Algeria, Morocco and Egypt became jointly the top importers of common wheat from the EU in the first four months of the 2022-23 marketing year (July-June). They received a combined 4.2mn t, or 36.3pc of the bloc's overall shipments — up from 3.1mn t, or 27.1pc, a year earlier, preliminary European Commission data show (see chart).
Morocco hiked its purchases of French wheat in the face of disrupted supply from Ukraine and Russia. About 1.42mn t of EU common wheat was exported to Morocco in weeks 1-18 of 2022-23, compared with nothing a year earlier.
But EU exports to Algeria — the biggest importer of EU common wheat — fell to 1.54mn t in July-October from 1.9mn t a year earlier. Exports to Egypt were up slightly at 1.23mn t, compared with 1.2mn t.
France provided most of the EU common wheat shipments to north Africa, becoming the EU's largest wheat exporter in the first four months of this marketing year. French wheat shipments reached 4.43mn t in weeks 1-18, up from 2.57mn t in the same period last year, and bypassed Romania's supplies, which more than halved on the year to 1.6mn t from 3.5mn t.

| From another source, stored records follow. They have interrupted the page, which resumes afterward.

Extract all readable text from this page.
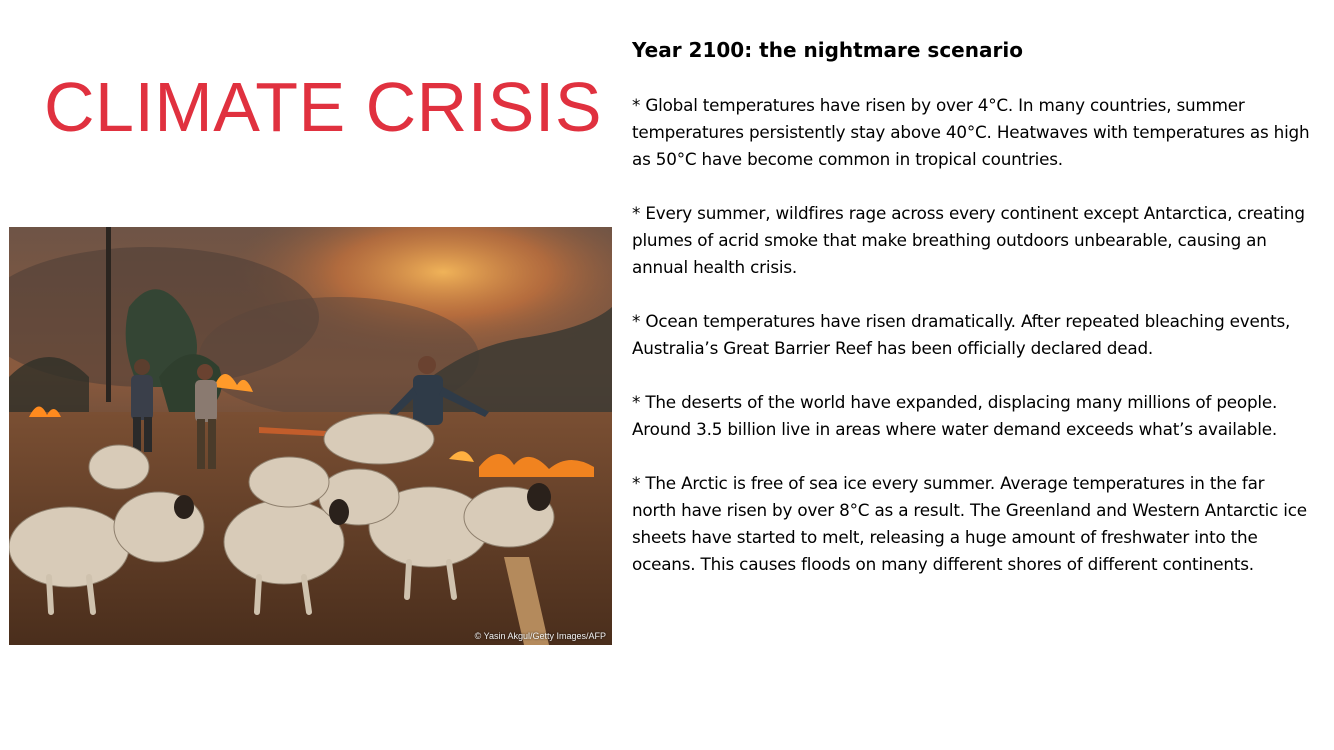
CLIMATE CRISIS
© Yasin Akgul/Getty Images/AFP
Year 2100: the nightmare scenario
* Global temperatures have risen by over 4°C. In many countries, summer temperatures persistently stay above 40°C. Heatwaves with temperatures as high as 50°C have become common in tropical countries.
* Every summer, wildfires rage across every continent except Antarctica, creating plumes of acrid smoke that make breathing outdoors unbearable, causing an annual health crisis.
* Ocean temperatures have risen dramatically. After repeated bleaching events, Australia’s Great Barrier Reef has been officially declared dead.
* The deserts of the world have expanded, displacing many millions of people. Around 3.5 billion live in areas where water demand exceeds what’s available.
* The Arctic is free of sea ice every summer. Average temperatures in the far north have risen by over 8°C as a result. The Greenland and Western Antarctic ice sheets have started to melt, releasing a huge amount of freshwater into the oceans. This causes floods on many different shores of different continents.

Overall EU common wheat exports in weeks 1-18 reached 11.54mn t, up from 11.44mn t a year earlier.
Spain leads the bloc's corn imports
Spain has doubled its corn imports this marketing year, with 3.78mn t arriving in July-October, against 1.86mn t a year earlier. This has made Spain — where grain production has been reduced by drought — the EU's biggest corn importer this season.

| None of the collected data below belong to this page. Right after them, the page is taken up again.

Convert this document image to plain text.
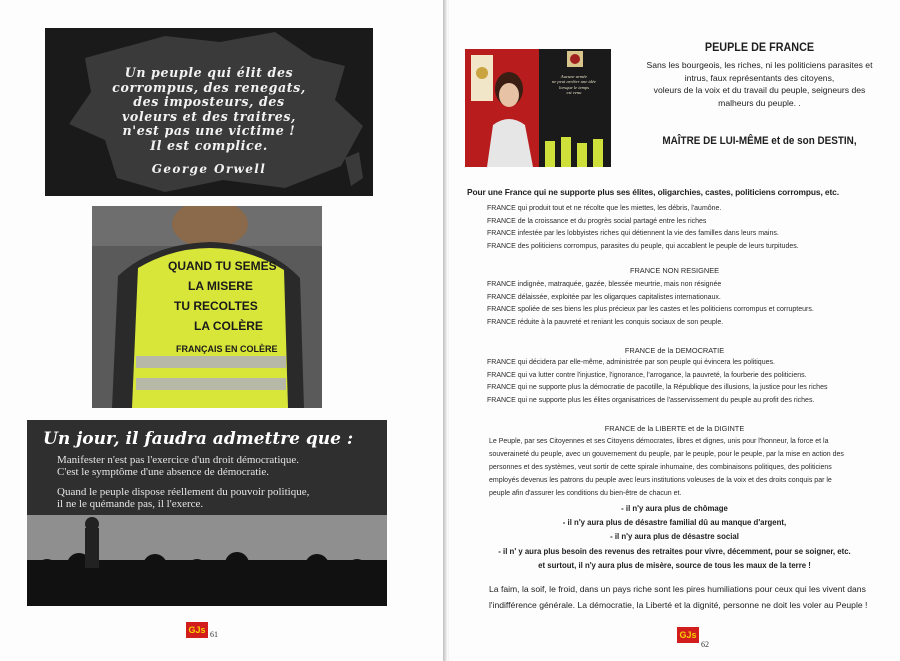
Un peuple qui élit des
corrompus, des renegats,
des imposteurs, des
voleurs et des traitres,
n'est pas une victime !
Il est complice.
George Orwell
QUAND TU SEMES
LA MISERE
TU RECOLTES
LA COLÈRE
FRANÇAIS EN COLÈRE
Un jour, il faudra admettre que :
Manifester n'est pas l'exercice d'un droit démocratique.
C'est le symptôme d'une absence de démocratie.
Quand le peuple dispose réellement du pouvoir politique,
il ne le quémande pas, il l'exerce.
GJs 61
Aucune armée
ne peut arrêter une idée
lorsque le temps
est venu
PEUPLE DE FRANCE

Sans les bourgeois, les riches, ni les politiciens parasites et
intrus, faux représentants des citoyens,
voleurs de la voix et du travail du peuple, seigneurs des
malheurs du peuple. .

MAÎTRE DE LUI-MÊME et de son DESTIN,
Pour une France qui ne supporte plus ses élites, oligarchies, castes, politiciens corrompus, etc.
FRANCE qui produit tout et ne récolte que les miettes, les débris, l'aumône.
FRANCE de la croissance et du progrès social partagé entre les riches
FRANCE infestée par les lobbyistes riches qui détiennent la vie des familles dans leurs mains.
FRANCE des politiciens corrompus, parasites du peuple, qui accablent le peuple de leurs turpitudes.
FRANCE NON RESIGNEE
FRANCE indignée, matraquée, gazée, blessée meurtrie, mais non résignée
FRANCE délaissée, exploitée par les oligarques capitalistes internationaux.
FRANCE spoliée de ses biens les plus précieux par les castes et les politiciens corrompus et corrupteurs.
FRANCE réduite à la pauvreté et reniant les conquis sociaux de son peuple.
FRANCE de la DEMOCRATIE
FRANCE qui décidera par elle-même, administrée par son peuple qui évincera les politiques.
FRANCE qui va lutter contre l'injustice, l'ignorance, l'arrogance, la pauvreté, la fourberie des politiciens.
FRANCE qui ne supporte plus la démocratie de pacotille, la République des illusions, la justice pour les riches
FRANCE qui ne supporte plus les élites organisatrices de l'asservissement du peuple au profit des riches.
FRANCE de la LIBERTE et de la DIGINTE
Le Peuple, par ses Citoyennes et ses Citoyens démocrates, libres et dignes, unis pour l'honneur, la force et la
souveraineté du peuple, avec un gouvernement du peuple, par le peuple, pour le peuple, par la mise en action des
personnes et des systèmes, veut sortir de cette spirale inhumaine, des combinaisons politiques, des politiciens
employés devenus les patrons du peuple avec leurs institutions voleuses de la voix et des droits conquis par le
peuple afin d'assurer les conditions du bien-être de chacun et.
- il n'y aura plus de chômage
- il n'y aura plus de désastre familial dû au manque d'argent,
- il n'y aura plus de désastre social
- il n' y aura plus besoin des revenus des retraites pour vivre, décemment, pour se soigner, etc.
et surtout, il n'y aura plus de misère, source de tous les maux de la terre !
La faim, la soif, le froid, dans un pays riche sont les pires humiliations pour ceux qui les vivent dans
l'indifférence générale. La démocratie, la Liberté et la dignité, personne ne doit les voler au Peuple !
GJs
62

Overall EU corn imports totalled 9.57mn t in weeks 1-18, up from 4.43mn t a year earlier, with Romanian, Polish and Hungarian imports bolstered by growing overland supply from Ukraine.
Ukraine supplied 3.66mn t of corn to the EU in July-October, up by 2.61mn t on the year and accounting for 38pc of EU corn imports.
Brazil accounted for 54.8pc of the EU's imports, having supplied 5.25mn t, up from 2.74mn t a year earlier (see chart).